UNITED THERAPEUTICS Corp 8-K

Accession 0001104659-26-005810

$UTHRCIK 0001082554operating

Filed

Jan 21, 7:00 PM ET

Accepted

Jan 22, 4:31 PM ET

Size

511.4 KB

Accession

0001104659-26-005810

Research Summary

AI-generated summary of this filing

Updated

United Therapeutics Appoints Director Kevin J. Tracey; Updates Bylaws

What Happened

  • United Therapeutics Corporation announced on January 21, 2026 that its Board increased to 13 members and appointed Kevin J. Tracey, M.D. as a director. Dr. Tracey was granted 1,220 restricted stock units under the company’s 2015 Stock Incentive Plan and will be paid per the standard non-employee director compensation program. He will not serve on a Board committee initially and entered the company’s standard director indemnification agreement effective January 21, 2026.
  • On the same date the Board approved and made effective the Eleventh Amended and Restated Bylaws, which include changes to shareholder nomination procedures and voting thresholds for bylaw amendments.

Key Details

  • Board size increased to 13 members; appointment effective January 21, 2026.
  • Director compensation: 1,220 restricted stock units awarded to Dr.

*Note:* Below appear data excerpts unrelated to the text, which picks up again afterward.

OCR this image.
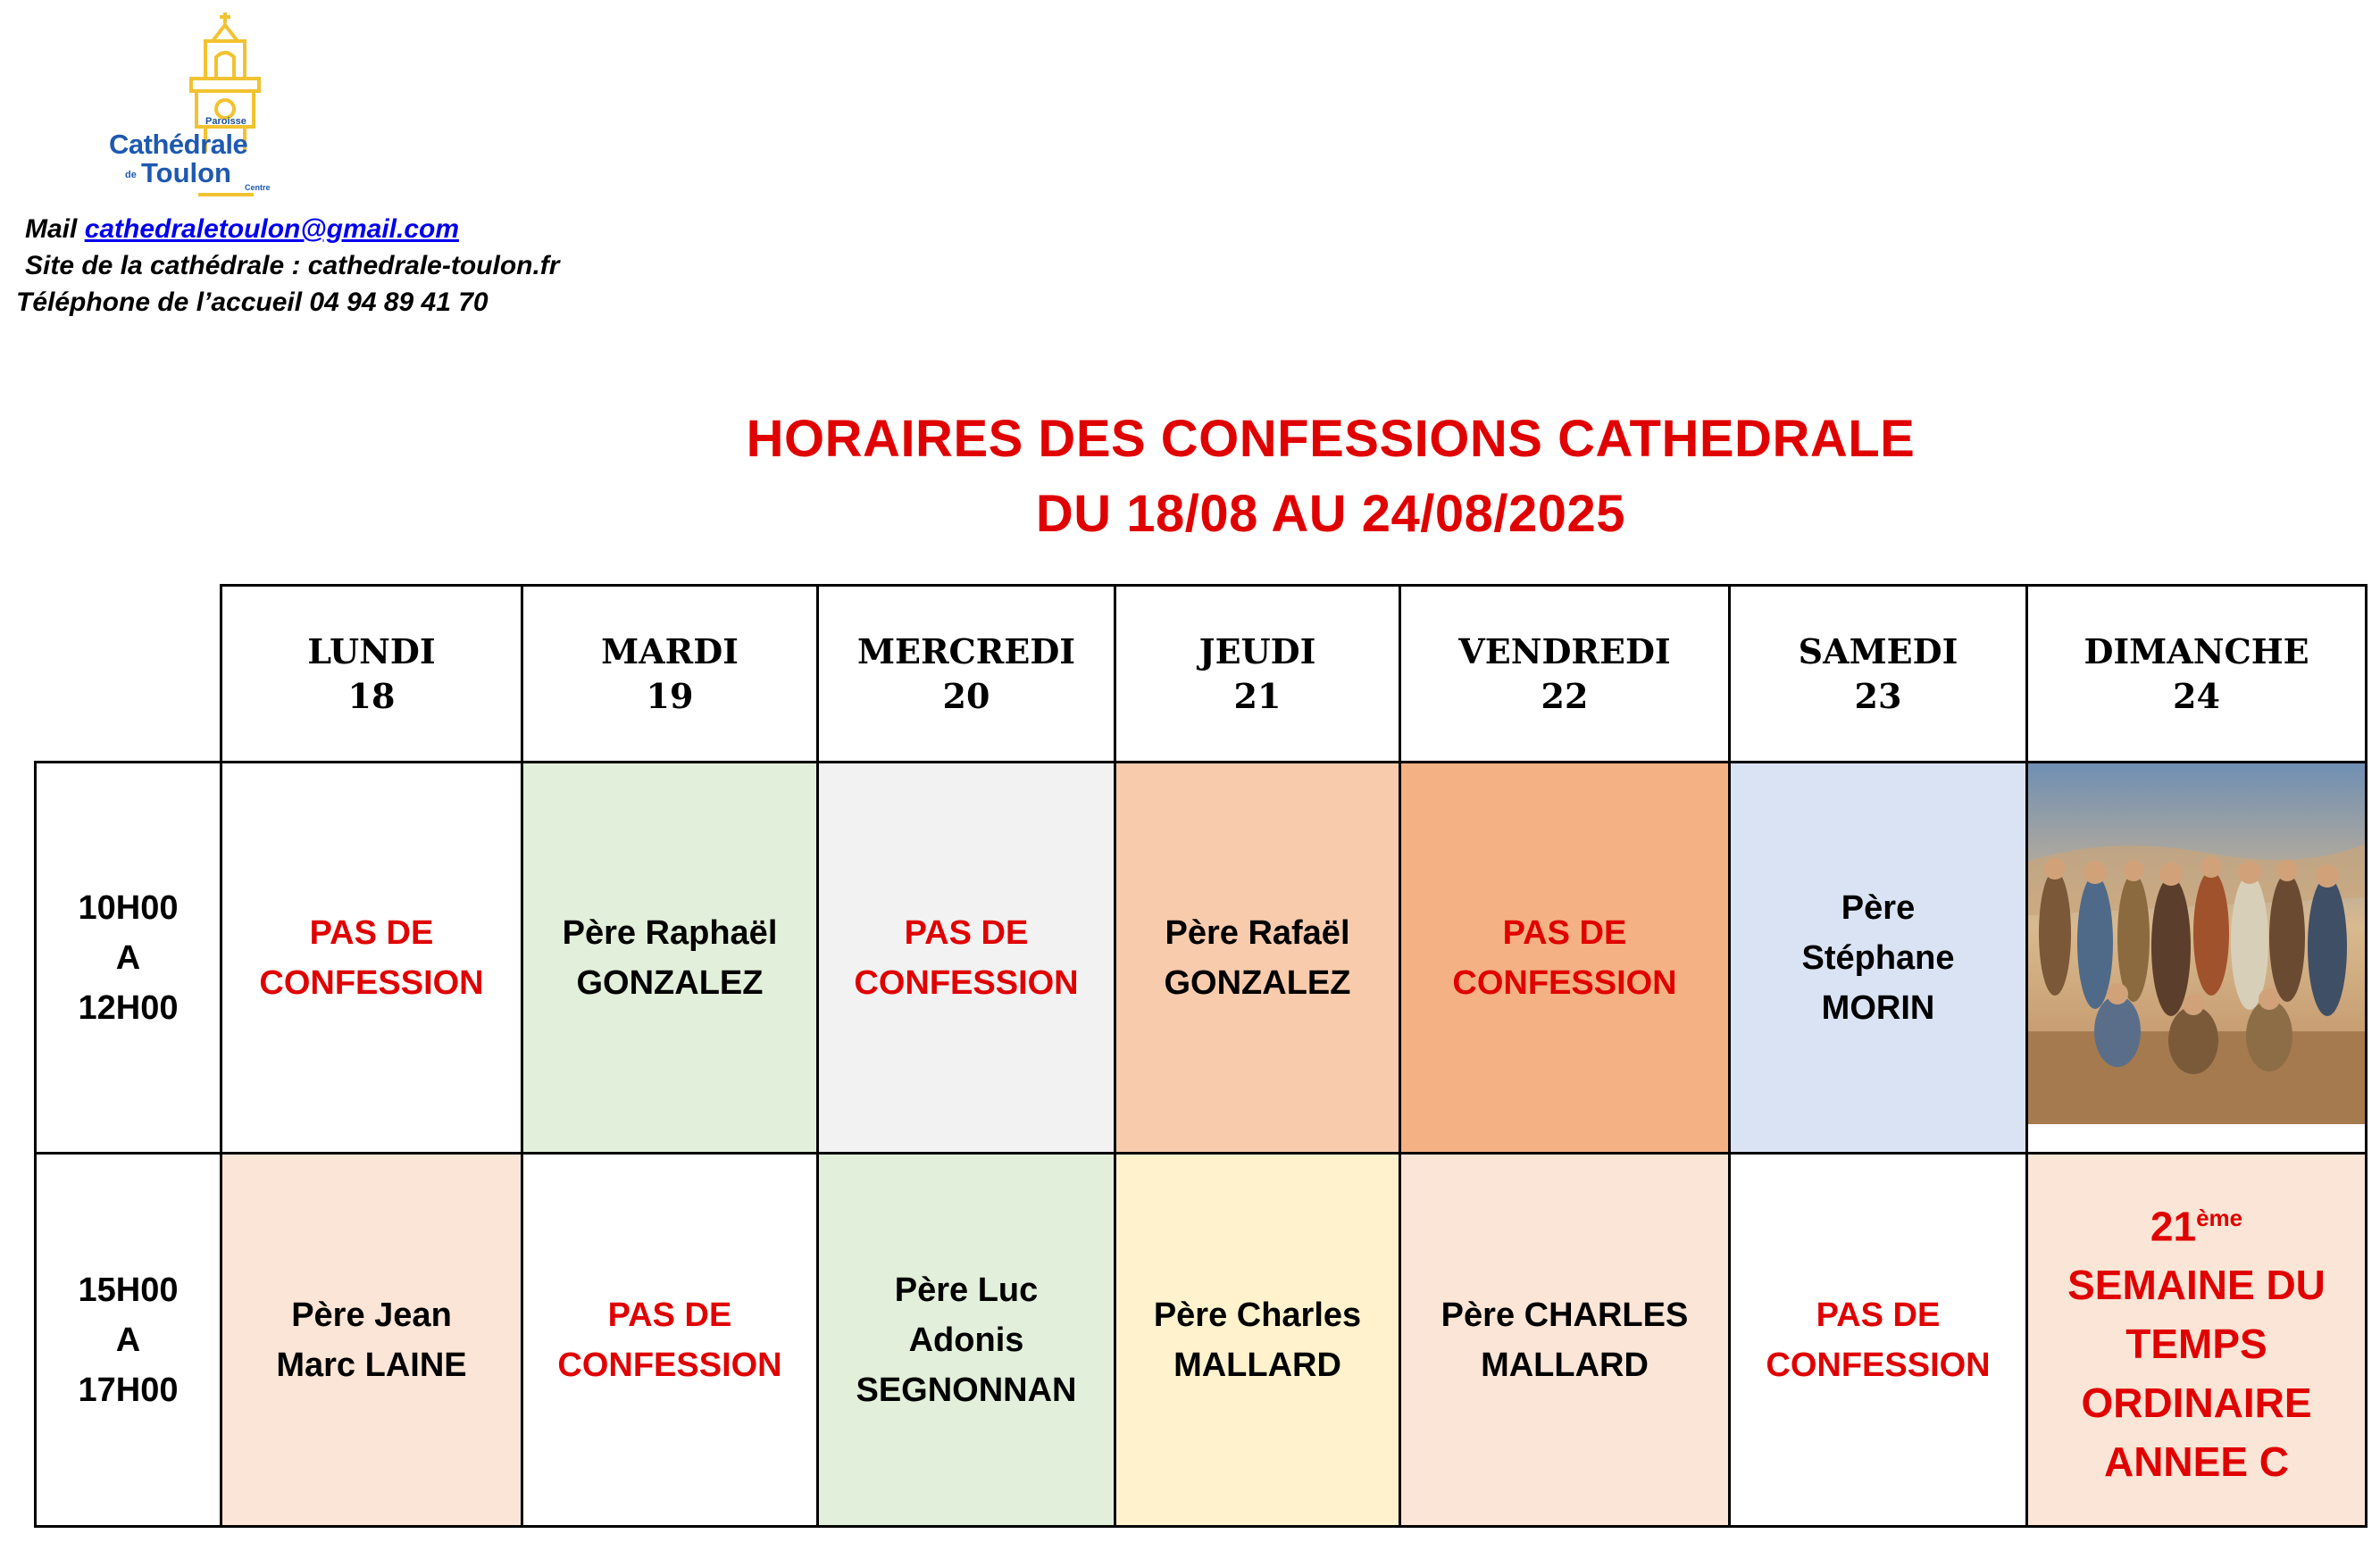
Paroisse
Cathédrale
de Toulon Centre
Mail cathedraletoulon@gmail.com
Site de la cathédrale : cathedrale-toulon.fr
Téléphone de l’accueil 04 94 89 41 70
HORAIRES DES CONFESSIONS CATHEDRALE
DU 18/08 AU 24/08/2025
LUNDI
18
MARDI
19
MERCREDI
20
JEUDI
21
VENDREDI
22
SAMEDI
23
DIMANCHE
24
10H00
A
12H00
15H00
A
17H00
PAS DE
CONFESSION
Père Raphaël
GONZALEZ
PAS DE
CONFESSION
Père Rafaël
GONZALEZ
PAS DE
CONFESSION
Père
Stéphane
MORIN
Père Jean
Marc LAINE
PAS DE
CONFESSION
Père Luc
Adonis
SEGNONNAN
Père Charles
MALLARD
Père CHARLES
MALLARD
PAS DE
CONFESSION
21ème
SEMAINE DU
TEMPS
ORDINAIRE
ANNEE C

Tracey.
  • Bylaw changes include: cure process for certain deficiencies in shareholder nomination notices (Sections 2.5 & 2.14); removal of language allowing the Board to require a vote larger than a majority for certain matters (Section 2.9); and lowering the vote required to amend the bylaws from 80% to a majority of outstanding voting power (Section 9.6).

Why It Matters

  • Governance: The new director and the indemnification agreement affect Board composition and director protections; the RSU award and compensation are standard non-employee director pay disclosures relevant to governance and dilution considerations.
  • Shareholder rights and corporate control: The bylaws changes make it easier for shareholders to cure nomination notice defects and reduce the supermajority threshold to amend bylaws (from 80% to a simple majority of voting power), which could lower the barrier for future bylaw changes.
  • Investors should note these are governance and board-level developments (not financial results); they can affect oversight, shareholder engagement, and the company’s corporate governance framework.